Role: Smart Contract Developer
Responsibilities: Developing the core Aiken smart contracts and ensuring the protocol’s security and functionality.
Developing the user interface for interacting with the lending pools, managing deposits, and yield visualization.
X: Waalge
GitHub: https://github.com/waalge
Jimmy
Role: Front End Developer
Responsibilities: Developing the front end smart contracts
X: 0xjimmy_eth
GitHub: https://github.com/0xjimmy
Gritar
Role: Graphic Designer
Responsibilities: design the user interface for interacting with the lending pools, managing deposits, and yield visualization.
X: gritar
Linda - MALU Pool
Role: Marketing and communications
Responsibilities: Video content creation and educational resources.
X: Cryptofly777
Smart Contract Design
Initial architecture design for Aiken smart contracts.

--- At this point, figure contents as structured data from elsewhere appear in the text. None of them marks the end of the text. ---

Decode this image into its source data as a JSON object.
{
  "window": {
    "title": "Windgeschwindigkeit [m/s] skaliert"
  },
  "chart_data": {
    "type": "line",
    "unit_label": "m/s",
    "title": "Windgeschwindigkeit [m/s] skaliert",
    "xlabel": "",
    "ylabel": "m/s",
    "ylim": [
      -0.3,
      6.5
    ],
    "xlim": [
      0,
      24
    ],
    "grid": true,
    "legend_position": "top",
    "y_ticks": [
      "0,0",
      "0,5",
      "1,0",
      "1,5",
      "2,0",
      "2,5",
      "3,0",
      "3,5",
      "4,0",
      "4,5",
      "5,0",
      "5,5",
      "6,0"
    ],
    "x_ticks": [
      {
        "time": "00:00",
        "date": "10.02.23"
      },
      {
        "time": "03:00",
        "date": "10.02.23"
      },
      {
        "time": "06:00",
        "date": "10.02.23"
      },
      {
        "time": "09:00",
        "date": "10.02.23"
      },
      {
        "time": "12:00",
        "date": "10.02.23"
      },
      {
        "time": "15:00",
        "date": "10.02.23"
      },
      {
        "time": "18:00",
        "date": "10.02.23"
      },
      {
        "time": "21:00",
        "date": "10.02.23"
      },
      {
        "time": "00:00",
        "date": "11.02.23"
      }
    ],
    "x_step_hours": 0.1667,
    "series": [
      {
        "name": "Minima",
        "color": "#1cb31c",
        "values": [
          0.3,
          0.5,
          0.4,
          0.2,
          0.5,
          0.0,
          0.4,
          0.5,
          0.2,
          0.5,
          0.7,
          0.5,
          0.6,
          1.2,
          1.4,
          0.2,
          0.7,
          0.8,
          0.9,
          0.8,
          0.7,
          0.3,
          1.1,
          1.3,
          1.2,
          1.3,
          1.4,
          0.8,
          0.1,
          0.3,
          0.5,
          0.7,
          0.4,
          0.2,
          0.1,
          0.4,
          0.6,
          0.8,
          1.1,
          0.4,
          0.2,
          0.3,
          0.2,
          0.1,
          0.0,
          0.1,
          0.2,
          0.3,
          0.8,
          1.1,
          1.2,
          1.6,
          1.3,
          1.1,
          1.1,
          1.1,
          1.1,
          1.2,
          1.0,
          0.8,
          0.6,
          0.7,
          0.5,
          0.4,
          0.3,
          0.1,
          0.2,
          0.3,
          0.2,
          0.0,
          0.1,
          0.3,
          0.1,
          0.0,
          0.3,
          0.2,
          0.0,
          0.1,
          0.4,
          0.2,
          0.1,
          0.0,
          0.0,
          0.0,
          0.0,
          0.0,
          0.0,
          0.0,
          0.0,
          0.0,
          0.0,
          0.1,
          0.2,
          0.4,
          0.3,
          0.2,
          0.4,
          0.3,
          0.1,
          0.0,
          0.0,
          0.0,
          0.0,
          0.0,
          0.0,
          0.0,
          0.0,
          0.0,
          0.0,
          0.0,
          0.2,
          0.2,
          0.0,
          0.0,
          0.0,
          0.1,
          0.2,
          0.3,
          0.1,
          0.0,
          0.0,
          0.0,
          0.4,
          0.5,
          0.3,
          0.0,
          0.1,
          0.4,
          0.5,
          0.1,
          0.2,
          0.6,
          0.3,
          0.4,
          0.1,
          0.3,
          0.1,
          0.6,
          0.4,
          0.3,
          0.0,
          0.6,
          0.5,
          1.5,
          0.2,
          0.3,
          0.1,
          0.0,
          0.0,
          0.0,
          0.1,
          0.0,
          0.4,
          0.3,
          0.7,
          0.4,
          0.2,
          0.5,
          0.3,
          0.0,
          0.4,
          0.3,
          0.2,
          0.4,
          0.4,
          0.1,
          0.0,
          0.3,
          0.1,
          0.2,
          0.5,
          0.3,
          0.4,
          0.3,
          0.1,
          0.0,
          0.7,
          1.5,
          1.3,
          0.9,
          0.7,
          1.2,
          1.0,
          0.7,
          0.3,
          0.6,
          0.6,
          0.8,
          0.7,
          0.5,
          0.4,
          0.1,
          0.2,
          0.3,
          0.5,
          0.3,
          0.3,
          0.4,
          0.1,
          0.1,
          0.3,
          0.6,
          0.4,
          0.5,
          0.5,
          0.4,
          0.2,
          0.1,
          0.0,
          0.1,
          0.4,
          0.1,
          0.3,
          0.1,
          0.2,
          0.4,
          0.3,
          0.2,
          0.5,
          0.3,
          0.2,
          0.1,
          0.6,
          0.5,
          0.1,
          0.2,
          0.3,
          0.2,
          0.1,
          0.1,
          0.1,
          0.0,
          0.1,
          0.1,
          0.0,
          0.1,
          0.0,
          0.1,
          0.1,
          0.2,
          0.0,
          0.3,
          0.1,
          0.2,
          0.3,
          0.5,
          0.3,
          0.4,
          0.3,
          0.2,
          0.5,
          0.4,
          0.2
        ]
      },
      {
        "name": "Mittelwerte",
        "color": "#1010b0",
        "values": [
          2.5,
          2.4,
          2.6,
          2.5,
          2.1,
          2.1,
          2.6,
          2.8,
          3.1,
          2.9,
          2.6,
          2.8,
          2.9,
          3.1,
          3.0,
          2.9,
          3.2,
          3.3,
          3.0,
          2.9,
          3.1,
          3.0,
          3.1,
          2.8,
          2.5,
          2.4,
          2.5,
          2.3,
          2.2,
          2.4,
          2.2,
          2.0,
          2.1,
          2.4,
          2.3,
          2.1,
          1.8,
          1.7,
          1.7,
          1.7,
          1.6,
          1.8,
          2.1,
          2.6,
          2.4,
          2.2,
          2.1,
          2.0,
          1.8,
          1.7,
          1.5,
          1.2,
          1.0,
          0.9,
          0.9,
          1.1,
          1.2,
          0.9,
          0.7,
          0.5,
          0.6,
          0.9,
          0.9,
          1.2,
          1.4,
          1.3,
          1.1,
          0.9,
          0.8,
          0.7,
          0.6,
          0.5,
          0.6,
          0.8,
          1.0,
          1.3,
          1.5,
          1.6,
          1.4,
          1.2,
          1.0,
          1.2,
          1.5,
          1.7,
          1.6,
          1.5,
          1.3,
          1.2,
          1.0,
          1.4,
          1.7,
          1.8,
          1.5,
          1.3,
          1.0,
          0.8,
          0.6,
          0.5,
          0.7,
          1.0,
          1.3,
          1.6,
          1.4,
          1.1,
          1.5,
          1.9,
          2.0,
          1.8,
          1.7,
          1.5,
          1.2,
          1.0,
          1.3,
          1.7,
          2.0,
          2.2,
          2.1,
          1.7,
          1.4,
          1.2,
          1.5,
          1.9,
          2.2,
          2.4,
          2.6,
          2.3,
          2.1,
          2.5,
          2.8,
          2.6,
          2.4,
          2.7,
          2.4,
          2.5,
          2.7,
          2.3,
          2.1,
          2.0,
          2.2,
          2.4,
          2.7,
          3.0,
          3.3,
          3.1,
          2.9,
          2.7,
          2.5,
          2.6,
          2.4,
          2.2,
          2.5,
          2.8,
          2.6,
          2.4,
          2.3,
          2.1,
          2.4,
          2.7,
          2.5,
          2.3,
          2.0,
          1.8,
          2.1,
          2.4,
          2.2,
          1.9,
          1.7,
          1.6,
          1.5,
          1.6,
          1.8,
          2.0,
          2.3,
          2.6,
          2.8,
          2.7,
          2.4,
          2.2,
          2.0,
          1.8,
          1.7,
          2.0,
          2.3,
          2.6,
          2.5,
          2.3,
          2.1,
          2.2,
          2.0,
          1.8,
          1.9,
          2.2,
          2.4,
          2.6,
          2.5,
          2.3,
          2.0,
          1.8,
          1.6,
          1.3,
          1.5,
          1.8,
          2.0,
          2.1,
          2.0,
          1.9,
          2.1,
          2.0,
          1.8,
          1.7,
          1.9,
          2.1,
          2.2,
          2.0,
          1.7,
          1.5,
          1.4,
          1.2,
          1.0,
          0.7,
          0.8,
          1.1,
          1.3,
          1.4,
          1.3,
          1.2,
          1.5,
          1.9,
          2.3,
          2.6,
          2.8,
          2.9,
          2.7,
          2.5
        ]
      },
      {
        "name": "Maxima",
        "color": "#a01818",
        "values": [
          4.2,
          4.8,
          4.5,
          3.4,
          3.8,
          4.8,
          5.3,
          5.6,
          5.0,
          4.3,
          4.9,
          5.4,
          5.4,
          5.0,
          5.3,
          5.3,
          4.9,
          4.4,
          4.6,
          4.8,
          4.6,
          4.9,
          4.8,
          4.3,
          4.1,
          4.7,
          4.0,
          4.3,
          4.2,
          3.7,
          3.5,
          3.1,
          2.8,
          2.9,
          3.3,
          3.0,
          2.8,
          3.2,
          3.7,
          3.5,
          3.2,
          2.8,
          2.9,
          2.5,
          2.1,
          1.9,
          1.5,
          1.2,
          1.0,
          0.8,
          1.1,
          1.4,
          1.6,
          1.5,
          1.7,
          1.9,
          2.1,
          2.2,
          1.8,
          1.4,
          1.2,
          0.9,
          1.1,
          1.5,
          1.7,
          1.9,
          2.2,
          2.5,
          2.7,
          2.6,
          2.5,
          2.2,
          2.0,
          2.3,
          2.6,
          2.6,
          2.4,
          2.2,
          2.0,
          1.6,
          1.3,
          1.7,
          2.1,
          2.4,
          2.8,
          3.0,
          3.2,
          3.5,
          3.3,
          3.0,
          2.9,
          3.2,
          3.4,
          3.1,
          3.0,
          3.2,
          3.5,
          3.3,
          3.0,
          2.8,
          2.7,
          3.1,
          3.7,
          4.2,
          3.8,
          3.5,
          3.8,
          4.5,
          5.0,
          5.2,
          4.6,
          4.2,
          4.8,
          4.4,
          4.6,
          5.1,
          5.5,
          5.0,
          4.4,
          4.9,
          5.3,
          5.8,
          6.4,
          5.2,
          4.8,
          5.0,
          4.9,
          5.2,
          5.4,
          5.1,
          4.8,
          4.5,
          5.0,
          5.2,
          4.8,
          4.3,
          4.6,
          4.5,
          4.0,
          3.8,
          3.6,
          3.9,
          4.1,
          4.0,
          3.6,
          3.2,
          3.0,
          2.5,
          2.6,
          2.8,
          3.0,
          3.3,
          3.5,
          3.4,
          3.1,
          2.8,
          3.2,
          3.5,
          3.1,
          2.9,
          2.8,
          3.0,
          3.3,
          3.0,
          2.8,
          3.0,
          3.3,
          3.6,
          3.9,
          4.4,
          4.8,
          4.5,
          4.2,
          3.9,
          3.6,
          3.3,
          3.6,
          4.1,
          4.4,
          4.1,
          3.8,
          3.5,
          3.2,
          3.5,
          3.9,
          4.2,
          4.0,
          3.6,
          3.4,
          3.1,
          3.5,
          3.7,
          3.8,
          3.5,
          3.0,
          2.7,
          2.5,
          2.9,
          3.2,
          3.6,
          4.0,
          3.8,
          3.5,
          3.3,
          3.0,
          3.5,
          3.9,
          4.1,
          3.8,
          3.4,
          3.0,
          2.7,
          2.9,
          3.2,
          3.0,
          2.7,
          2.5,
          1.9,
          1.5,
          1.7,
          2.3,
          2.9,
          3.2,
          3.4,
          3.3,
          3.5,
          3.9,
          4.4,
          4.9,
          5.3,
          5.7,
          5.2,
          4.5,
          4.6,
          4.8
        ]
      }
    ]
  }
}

2 Aiken Developers 12,500 ADA/month for 2 months = 50,000 ADA
Tasks: Smart contract design, architecture documentation, flow diagrams.
Smart Contract Development
Develop Aiken smart contracts
2 Developers 12,500 ADA/month for 2 months = 50,000 ADA
Tasks: Coding, debugging, testing, and ensuring compatibility with the Cardano network.
Testnet operations, deployment tools, and security checks = 10,000 ADA
Needed for contract testing, deployment environments, and testing token utilities.
Educative Videos & Communications Campaign
Content Creation (Video Production):
Video production, editing, script writing = 12,000 ADA
Video script creation, editing, and animation for educational content on Pooled lending Smart Contracts..
Project Manager:
1 Project Manager 4,000 ADA / month for 6 months = 24,000 ADA
Tasks: Overseeing development, ensuring milestones are met, managing timelines and team.
Miscellaneous 4,000
The 150,000 ADA budget we are requesting represents a strategic investment in the Cardano ecosystem, providing high value for several reasons:
The cost of developing smart contracts, particularly on Cardano using Aiken, is competitive with industry standards and well-aligned with global market rates for decentralized finance (DeFi) projects.
By building with Aiken, we are ensuring the latest efficiency and scalability standards, meaning fewer development iterations and smoother future protocol integration. This reduces the need for extensive post-development auditing or rework, making the budget more efficient in the long term.
All of our smart contracts, educational content, and technical documentation will be open-source. This means, other projects can leverage our work without duplicating effort, reducing development costs for future initiatives.